The retina's photoreceptor population is formed of cones, which mediate colour vision, and rods, which adapt vision in low/dim light. This study focused on cones and observed colour contrast sensitivity, along the protan axis (measuring red-green contrast) and the tritan axis (blue-yellow).

All the participants were aged between 34 and 70, had no ocular disease, completed a questionnaire regarding eye health prior to testing, and had a normal colour vision (cone function).

This was assessed using a 'Chroma Test': identifying coloured letters that had very low contrast and appeared increasingly blurred, a process called colour contrast.

Using a provided LED device all 20 participants (13 female and 7 male) were exposed to three minutes of 670nm deep red light in the morning between 8 am and 9 am. Their colour vision was then tested again three hours post-exposure and 10 of the participants were also tested one-week post-exposure.

On average there was a 'significant' 17 per cent improvement in colour vision, which lasted a week in tested participants; in some older participants there was a 20% improvement, also lasting a week.

A few months on from the first test (ensuring any positive effects of the deep red light had been 'washed out') six (three female, three male) of the 20 participants, carried out the same test in the afternoon, between 12 pm to 1 pm.

When participants then had their colour vision tested again, it showed zero improvements.

Professor Jeffery said, "Using a simple LED device once a week, recharges the energy system that has declined in the retina cells, rather like re-charging a battery.

"And morning exposure is absolutely key to achieving improvements in declining vision: as we have previously seen in flies, mitochondria have shifting work patterns and do not respond in the same way to light in the afternoon - this study confirms this."

For this study, the light energy emitted by the LED torch was just 8mW/cm2, rather than 40mW/cm2, which they had previously used. This has the effect of dimming the light but does not affect the wavelength.

While both energy levels are perfectly safe for the human eye, reducing the energy further is an additional benefit.

With a paucity of affordable deep red-light eye-therapies available, Professor Jeffery has been working for no commercial gain with Planet Lighting UK, a small company in Wales and others, with the aim of producing 670nm infra-red eyewear at an affordable cost, in contrast to some other LED devices designed to improve vision available in the US for over $20,000.

"The technology is simple and very safe; the energy delivered by 670nm long wave light is not that much greater than that found in natural environmental light," Professor Jeffery said.

"Given its simplicity, I am confident an easy-to-use device can be made available at an affordable cost to the general public.

"In the near future, a once a week three-minute exposure to deep red light could be done while making a coffee, or on the commute listening to a podcast, and such a simple addition could transform eye care and vision around the world."

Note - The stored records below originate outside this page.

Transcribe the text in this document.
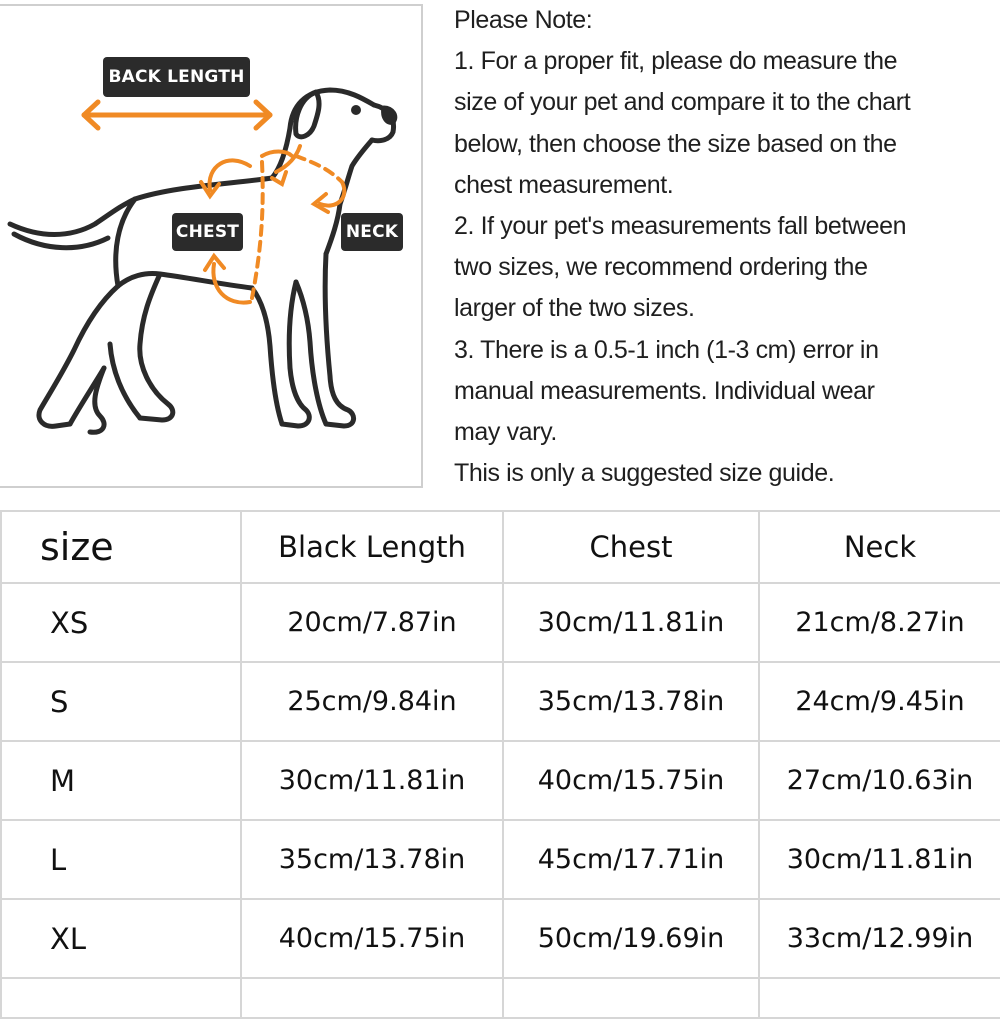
BACK LENGTH
CHEST	NECK
Please Note:
1. For a proper fit, please do measure the
size of your pet and compare it to the chart
below, then choose the size based on the
chest measurement.
2. If your pet's measurements fall between
two sizes, we recommend ordering the
larger of the two sizes.
3. There is a 0.5-1 inch (1-3 cm) error in
manual measurements. Individual wear
may vary.
This is only a suggested size guide.
size	Black Length	Chest	Neck
XS	20cm/7.87in	30cm/11.81in	21cm/8.27in
S	25cm/9.84in	35cm/13.78in	24cm/9.45in
M	30cm/11.81in	40cm/15.75in	27cm/10.63in
L	35cm/13.78in	45cm/17.71in	30cm/11.81in
XL	40cm/15.75in	50cm/19.69in	33cm/12.99in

Despite the clarity of the results, researchers say some of the data are "noisy". While positive effects are clear for individuals following 670nm exposure, the magnitude of improvements can vary markedly between those of similar ages. Therefore, some caution is needed in interpreting the data.

It is possible that there are other variables between individuals that influence the degree of improvement that the researchers have not identified so far and would require a larger sample size.